Blood loss anemia

Acute loss of blood associated with surgery and traumatic accident or injury.

Acute blood loss does not cause immediate anemia.

Severe loss of blood amounting to more than 20% of the circulating blood volume reduces total blood volume and produces shock and other cardiovascular problems, along with oxygen impairment.

Severe acute bleeding can result in circulatory collapse.

Severe acute bleeding requires blood volume expansion.

With acute blood loss fluid from the extravascular space enters the circulation diluting red blood cells.

Acute blood loss of 500cc-1000cc associated with a 10-20% blood volume loss with few or no symptoms.
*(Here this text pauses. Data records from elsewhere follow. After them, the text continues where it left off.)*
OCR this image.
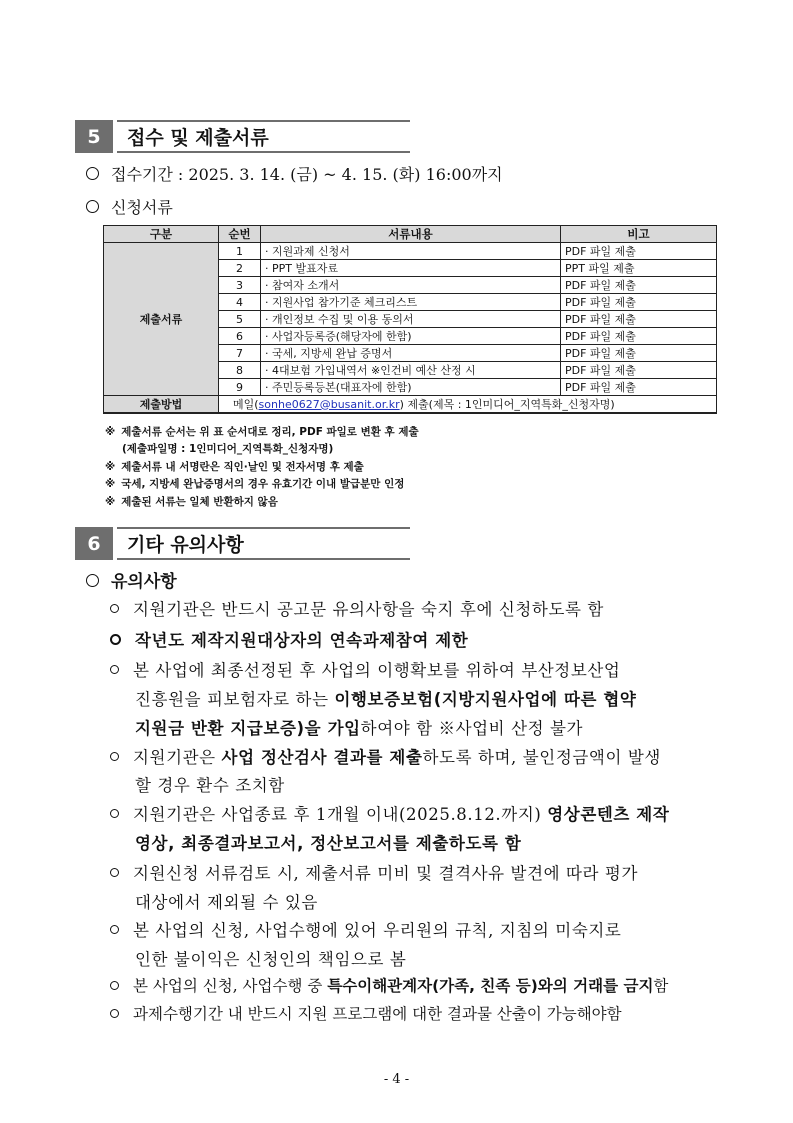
5	접수 및 제출서류
접수기간 : 2025. 3. 14. (금) ~ 4. 15. (화) 16:00까지
신청서류
구분	순번	서류내용	비고
제출서류	1	· 지원과제 신청서	PDF 파일 제출
	2	· PPT 발표자료	PPT 파일 제출
	3	· 참여자 소개서	PDF 파일 제출
	4	· 지원사업 참가기준 체크리스트	PDF 파일 제출
	5	· 개인정보 수집 및 이용 동의서	PDF 파일 제출
	6	· 사업자등록증(해당자에 한함)	PDF 파일 제출
	7	· 국세, 지방세 완납 증명서	PDF 파일 제출
	8	· 4대보험 가입내역서 ※인건비 예산 산정 시	PDF 파일 제출
	9	· 주민등록등본(대표자에 한함)	PDF 파일 제출
제출방법	메일(sonhe0627@busanit.or.kr) 제출(제목 : 1인미디어_지역특화_신청자명)		
※ 제출서류 순서는 위 표 순서대로 정리, PDF 파일로 변환 후 제출
(제출파일명 : 1인미디어_지역특화_신청자명)
※ 제출서류 내 서명란은 직인·날인 및 전자서명 후 제출
※ 국세, 지방세 완납증명서의 경우 유효기간 이내 발급분만 인정
※ 제출된 서류는 일체 반환하지 않음
6	기타 유의사항
유의사항
지원기관은 반드시 공고문 유의사항을 숙지 후에 신청하도록 함
작년도 제작지원대상자의 연속과제참여 제한
본 사업에 최종선정된 후 사업의 이행확보를 위하여 부산정보산업
진흥원을 피보험자로 하는 이행보증보험(지방지원사업에 따른 협약
지원금 반환 지급보증)을 가입하여야 함 ※사업비 산정 불가
지원기관은 사업 정산검사 결과를 제출하도록 하며, 불인정금액이 발생
할 경우 환수 조치함
지원기관은 사업종료 후 1개월 이내(2025.8.12.까지) 영상콘텐츠 제작
영상, 최종결과보고서, 정산보고서를 제출하도록 함
지원신청 서류검토 시, 제출서류 미비 및 결격사유 발견에 따라 평가
대상에서 제외될 수 있음
본 사업의 신청, 사업수행에 있어 우리원의 규칙, 지침의 미숙지로
인한 불이익은 신청인의 책임으로 봄
본 사업의 신청, 사업수행 중 특수이해관계자(가족, 친족 등)와의 거래를 금지함
과제수행기간 내 반드시 지원 프로그램에 대한 결과물 산출이 가능해야함
- 4 -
Acute blood loss of 1000cc-1500cc associated with 20-30% blood volume loss and is associated with no symptoms at rest, light-headedness in the upright position, with hypotension and tachycardia.

Acute blood loss of 1500cc-2000cc associated with a 30-40% blood volume loss and is associated with thirst, shortness of breath, impaired sensorium, decreased blood pressure, decreased cardiac output, decreased venous pressure, tachycardia, pallor, cold extremities and claminess.

Acute blood loss of 2000cc-2500cc associated with a 40-50% blood volume loss and is associated lactic acidosis, shock, irreversible shock and death.